Thanks to the tenacity of a small group of Oregon bakers fighting to become members of BCTGM Local 114 (Portland, Ore.), nearly 200,000 Oregon manufacturing workers will benefit from strengthened overtime laws.

In January, Oregon’s Bureau of Labor and Industries changed how it interprets overtime laws as a result of a lawsuit filed on behalf of Portland Specialty Bakery (PSB) workers. The baking company was charged with violating an Oregon state law that requires overtime pay when workers employed in a mill, factory or manufacturing facility work more than 10 hours in a day. The Oregon Bureau of Labor and Industries was forced to issue an immediate statewide correction to the overtime law.
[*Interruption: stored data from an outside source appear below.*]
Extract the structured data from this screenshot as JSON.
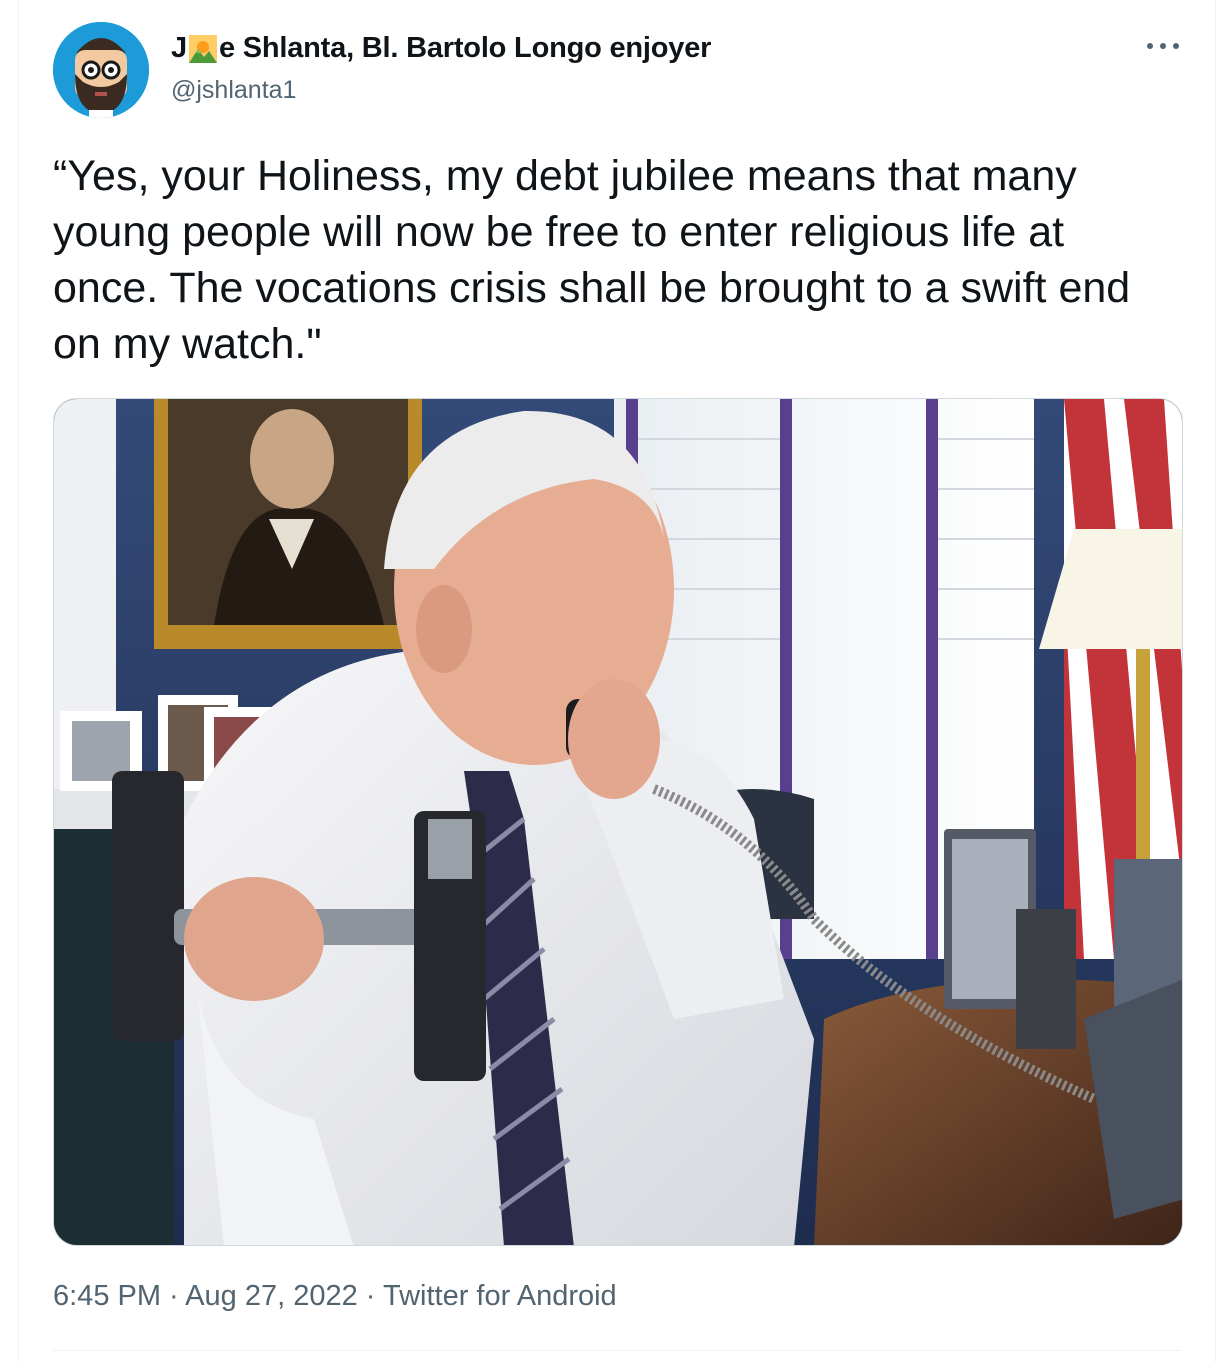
{
  "author": {
    "name_prefix": "J",
    "name_suffix": "e Shlanta, Bl. Bartolo Longo enjoyer",
    "handle": "@jshlanta1",
    "name_emoji": "sunrise-over-mountains-emoji"
  },
  "tweet": {
    "text": "“Yes, your Holiness, my debt jubilee means that many young people will now be free to enter religious life at once. The vocations crisis shall be brought to a swift end on my watch.\""
  },
  "meta": {
    "time": "6:45 PM",
    "separator": " · ",
    "date": "Aug 27, 2022",
    "source": "Twitter for Android"
  },
  "icons": {
    "more": "more-horizontal-icon",
    "avatar": "cartoon-avatar-bearded-man"
  },
  "colors": {
    "text_primary": "#0f1419",
    "text_secondary": "#536471",
    "avatar_bg": "#1d9bd8",
    "border": "#cfd9de"
  }
}
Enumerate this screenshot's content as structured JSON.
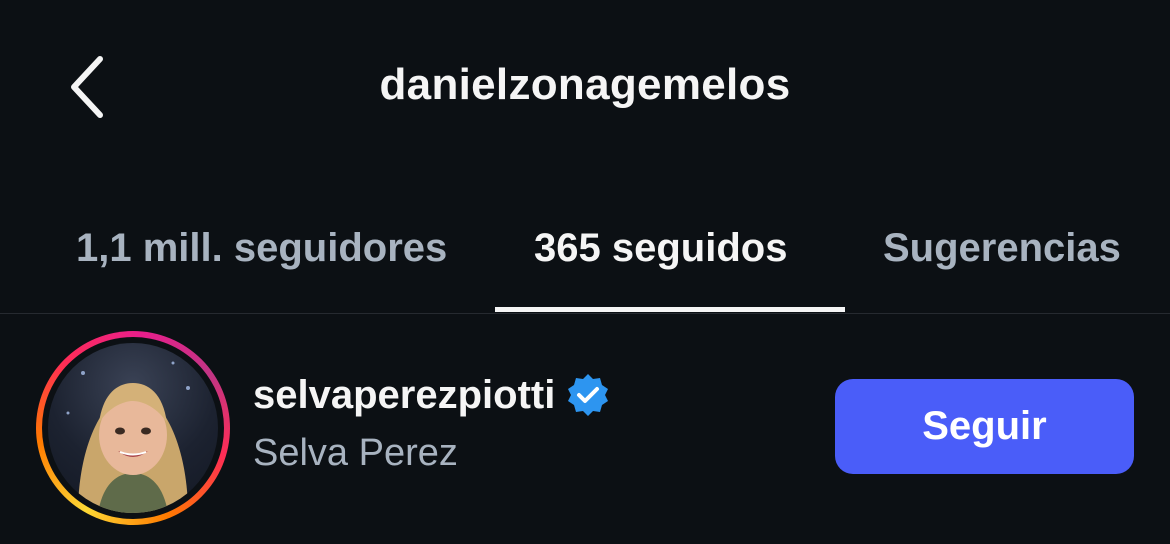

Seeking to overturn the changes, the business industry lobbied the Oregon state legislative session. H.B. 3458, Overtime Protections for Manufacturing Workers, began as a business-backed effort to strike down the worker-friendly legal interpretation of the law requiring overtime pay after 10 hours in factories and mills.

BCTGM Local 114 organizers and Portland Specialty Bakery workers were called upon to testify during the legislative session. As a result of their testimony and the efforts of the Oregon AFL-CIO, BCTGM and national AFL-CIO, the bill was amended and expanded to further protect workers. The revisions of Oregon’s overtime law guarantee 10 hours of rest between shifts of eight hours or more, a new weekly cap of 60 hours, and no mandatory workweeks longer than 55. Unionized workers are allowed to waive some of those provisions in their collective bargaining agreement.

 “The law adds several layers of protection for our manufacturing workers,” says BCTGM Local 114 Secretary Treasurer Terry Lansing. “But what I really like is that if an employer sees the law as too restrictive, then the employer can recognize a Union to represent the workers and negotiate a work week that works best for them and the workers. The law is an aid in organizing workers. And organizing the unorganized is worth the effort,” Lansing concludes.

Oregon also passed two pieces of first-in-the-nation labor legislation: cracking down on abusive scheduling practices by employers, and preventing local jurisdictions from passing antiunion “right-to-work” ordinances.

Portland Specialty Baking workers voted in a NLRB union election in February 2016. But thanks to an intense anti-union campaign led by the company, the vote fell short. Workers continue their effort to join BCTGM Local 114.